After a further period, of approximately 10 minutes, the CONTROL STATUS light will switch on; this indicates that the frequency control system has started drift correction. At this point, the Date/Time outputs (at the RS232 ports) will again be corrected to satellite time and the 1Hz marker pulse will be finally realigned with UTC. Thus the complete warm-up cycle from power-on to full performance is completed in less than 30 minutes, although in many applications the unit may be regarded as serviceable after half this time.

Once the CONTROL STATUS indicator is on, there will be no more phase-jumps in the 1Hz Timing signal, all further adjustment to maintain UTC alignment being achieved by 'steering' the oscillator frequency.

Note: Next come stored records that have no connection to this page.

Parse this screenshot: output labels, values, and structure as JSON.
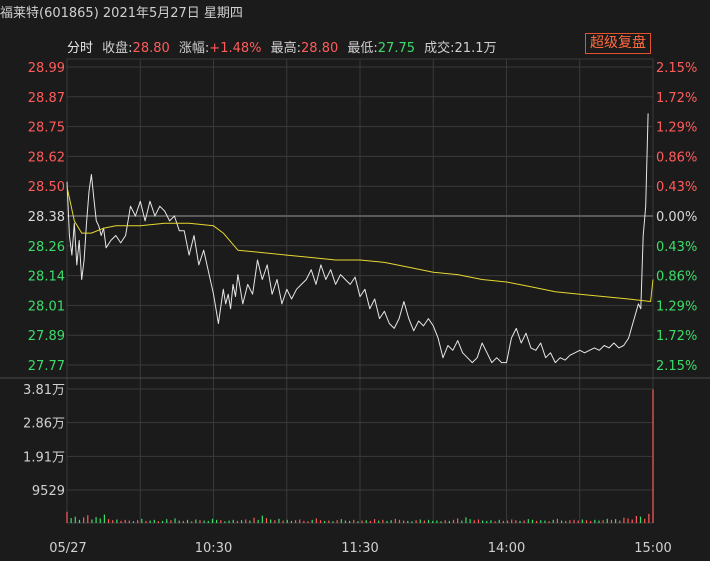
{
  "header": {
    "title": "福莱特(601865) 2021年5月27日 星期四",
    "mode_label": "分时",
    "close_label": "收盘:",
    "close_value": "28.80",
    "change_label": "涨幅:",
    "change_value": "+1.48%",
    "high_label": "最高:",
    "high_value": "28.80",
    "low_label": "最低:",
    "low_value": "27.75",
    "volume_label": "成交:",
    "volume_value": "21.1万",
    "super_button": "超级复盘"
  },
  "colors": {
    "price_line": "#e6e6e6",
    "avg_line": "#e6d830",
    "up": "#ff5b5b",
    "down": "#3ddc6a",
    "neutral": "#d8d8d8",
    "grid": "#3a3a3a",
    "volume_up": "#ff5b5b",
    "volume_down": "#3ddc6a"
  },
  "chart_data": {
    "type": "line",
    "base_price": 28.38,
    "ylim": [
      27.77,
      28.99
    ],
    "price_ticks": [
      "28.99",
      "28.87",
      "28.75",
      "28.62",
      "28.50",
      "28.38",
      "28.26",
      "28.14",
      "28.01",
      "27.89",
      "27.77"
    ],
    "pct_ticks": [
      "2.15%",
      "1.72%",
      "1.29%",
      "0.86%",
      "0.43%",
      "0.00%",
      "0.43%",
      "0.86%",
      "1.29%",
      "1.72%",
      "2.15%"
    ],
    "time_ticks": [
      "05/27",
      "10:30",
      "11:30",
      "14:00",
      "15:00"
    ],
    "time_tick_minutes": [
      0,
      60,
      120,
      180,
      240
    ],
    "series": [
      {
        "key": "price",
        "minutes": [
          0,
          1,
          2,
          3,
          4,
          5,
          6,
          7,
          8,
          9,
          10,
          11,
          12,
          13,
          14,
          15,
          16,
          18,
          20,
          22,
          24,
          26,
          28,
          30,
          32,
          34,
          36,
          38,
          40,
          42,
          44,
          46,
          48,
          50,
          52,
          54,
          56,
          58,
          60,
          62,
          64,
          65,
          66,
          67,
          68,
          69,
          70,
          72,
          74,
          76,
          78,
          80,
          82,
          84,
          86,
          88,
          90,
          92,
          94,
          96,
          98,
          100,
          102,
          104,
          106,
          108,
          110,
          112,
          114,
          116,
          118,
          120,
          122,
          124,
          126,
          128,
          130,
          132,
          134,
          136,
          138,
          140,
          142,
          144,
          146,
          148,
          150,
          152,
          154,
          156,
          158,
          160,
          162,
          164,
          166,
          168,
          170,
          172,
          174,
          176,
          178,
          180,
          182,
          184,
          186,
          188,
          190,
          192,
          194,
          196,
          198,
          200,
          202,
          204,
          206,
          208,
          210,
          212,
          214,
          216,
          218,
          220,
          222,
          224,
          226,
          228,
          230,
          232,
          234,
          235,
          236,
          237,
          238,
          239,
          240
        ],
        "values": [
          28.52,
          28.3,
          28.22,
          28.35,
          28.18,
          28.28,
          28.12,
          28.2,
          28.35,
          28.48,
          28.55,
          28.45,
          28.36,
          28.34,
          28.3,
          28.33,
          28.25,
          28.28,
          28.3,
          28.27,
          28.3,
          28.42,
          28.38,
          28.44,
          28.36,
          28.44,
          28.38,
          28.42,
          28.4,
          28.36,
          28.38,
          28.32,
          28.32,
          28.22,
          28.3,
          28.18,
          28.24,
          28.15,
          28.06,
          27.94,
          28.08,
          28.02,
          28.06,
          28.0,
          28.1,
          28.05,
          28.14,
          28.02,
          28.1,
          28.06,
          28.2,
          28.12,
          28.18,
          28.06,
          28.12,
          28.02,
          28.08,
          28.04,
          28.08,
          28.1,
          28.12,
          28.16,
          28.1,
          28.18,
          28.12,
          28.16,
          28.1,
          28.14,
          28.12,
          28.1,
          28.13,
          28.05,
          28.08,
          28.0,
          28.04,
          27.96,
          27.99,
          27.94,
          27.92,
          27.96,
          28.03,
          27.96,
          27.91,
          27.95,
          27.93,
          27.96,
          27.93,
          27.88,
          27.8,
          27.85,
          27.83,
          27.87,
          27.82,
          27.8,
          27.78,
          27.8,
          27.86,
          27.82,
          27.78,
          27.8,
          27.78,
          27.78,
          27.88,
          27.92,
          27.86,
          27.9,
          27.84,
          27.83,
          27.86,
          27.8,
          27.82,
          27.78,
          27.8,
          27.79,
          27.81,
          27.82,
          27.83,
          27.82,
          27.83,
          27.84,
          27.83,
          27.85,
          27.84,
          27.86,
          27.84,
          27.85,
          27.88,
          27.95,
          28.02,
          28.0,
          28.3,
          28.42,
          28.8
        ]
      },
      {
        "key": "average",
        "minutes": [
          0,
          3,
          6,
          10,
          15,
          20,
          30,
          40,
          50,
          60,
          64,
          70,
          80,
          90,
          100,
          110,
          120,
          130,
          140,
          150,
          160,
          170,
          180,
          190,
          200,
          210,
          220,
          230,
          239,
          240
        ],
        "values": [
          28.5,
          28.36,
          28.31,
          28.31,
          28.33,
          28.34,
          28.34,
          28.35,
          28.35,
          28.34,
          28.31,
          28.24,
          28.23,
          28.22,
          28.21,
          28.2,
          28.2,
          28.19,
          28.17,
          28.15,
          28.14,
          28.12,
          28.11,
          28.09,
          28.07,
          28.06,
          28.05,
          28.04,
          28.03,
          28.12
        ]
      }
    ],
    "volume": {
      "ticks": [
        "3.81万",
        "2.86万",
        "1.91万",
        "9529"
      ],
      "max": 38100,
      "bars": [
        3200,
        1400,
        1800,
        900,
        1600,
        2200,
        1000,
        1700,
        1300,
        2400,
        1100,
        800,
        1000,
        600,
        900,
        700,
        500,
        800,
        1200,
        600,
        700,
        900,
        500,
        600,
        1100,
        800,
        1300,
        700,
        600,
        900,
        500,
        1000,
        800,
        700,
        600,
        1200,
        900,
        800,
        500,
        700,
        900,
        600,
        800,
        1000,
        700,
        1500,
        900,
        2100,
        1400,
        1000,
        800,
        1200,
        700,
        900,
        600,
        800,
        1000,
        600,
        500,
        900,
        1300,
        800,
        600,
        700,
        500,
        800,
        1100,
        700,
        600,
        900,
        500,
        700,
        800,
        600,
        1100,
        700,
        900,
        600,
        800,
        1200,
        900,
        700,
        600,
        500,
        800,
        1000,
        700,
        900,
        600,
        700,
        500,
        800,
        600,
        900,
        1300,
        700,
        1600,
        1100,
        800,
        1000,
        700,
        600,
        800,
        500,
        900,
        600,
        700,
        1000,
        800,
        600,
        700,
        1100,
        900,
        600,
        800,
        700,
        500,
        900,
        1200,
        700,
        600,
        800,
        900,
        700,
        1000,
        800,
        600,
        900,
        700,
        800,
        1200,
        900,
        1100,
        700,
        1500,
        1300,
        1000,
        2000,
        1800,
        1200,
        2600,
        38000
      ]
    }
  }
}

The frequency drift-corrections involved in this process will take place at intervals of 512 seconds (8min 32sec).

The CONTROL STATUS indicator will remain on during normal operation unless the frequency reference should be disturbed by (say) a power break, GPS failure, severe temperature shock etc. Under such conditions, the oscillator control voltage is locked at the previous value (held in nonvolatile memory) until the drift-correction process has re-started.

Back in 2007 when I built my own GPSDO I used a ‘surplus’ PCB-based active antenna which I mounted in a little plastic box. This was mounted outside on a pole attached to the mast supporting my UHF and uWave antennas. A few years ago this failed and since low-cost GPS puck antennas had become available I bought one and simply placed it on the LNB arm of our redundant Freeview Satellite dish … and there it sat happily doing its job until last weekend.

Now with my newly acquired Rapco GPSDO I decided to attempt to mount the puck clear of the roof. In the process I removed the dish and the failed GPS PCB antenna from the mast.

Using a U-bolt salvaged from the dish, I clamped an L-shaped piece of steel plate to the top of the pole that supports my 2.3GHz beacon yagi, and placed the magnetic puck on top; see the photograph on the left. It isn’t an ideal position since there will be some obstruction from the rotator body but the receiver never sees less than 8 satellites at any time. I should probably also provide some UV protective cover for the antenna.

The RS-232 port on the rear of  the 1804P9 provides an ASCI stream derived from the RAW NMEA data from the Trimble RX.
David GM8ARV has written a little program for displaying this on a Windows-based PC. Originally written for the 1804M there were one or two elements of data that were either missing or incorrect. However after providing David with a sample of the ASCII output from the 1804P9, he kindly made a few tweaks to his program so that the PDOP and Mode fields are now correct. The 1804P9 does not output an ‘Average Position’ periodically, so that field remains blank. On the other hand, the P9 outputs a parameter labelled ‘DAC output’ every 512s once a fix has been obtained and Control asserted. I believe this to be the Oscillator Steering Voltage in millivolts.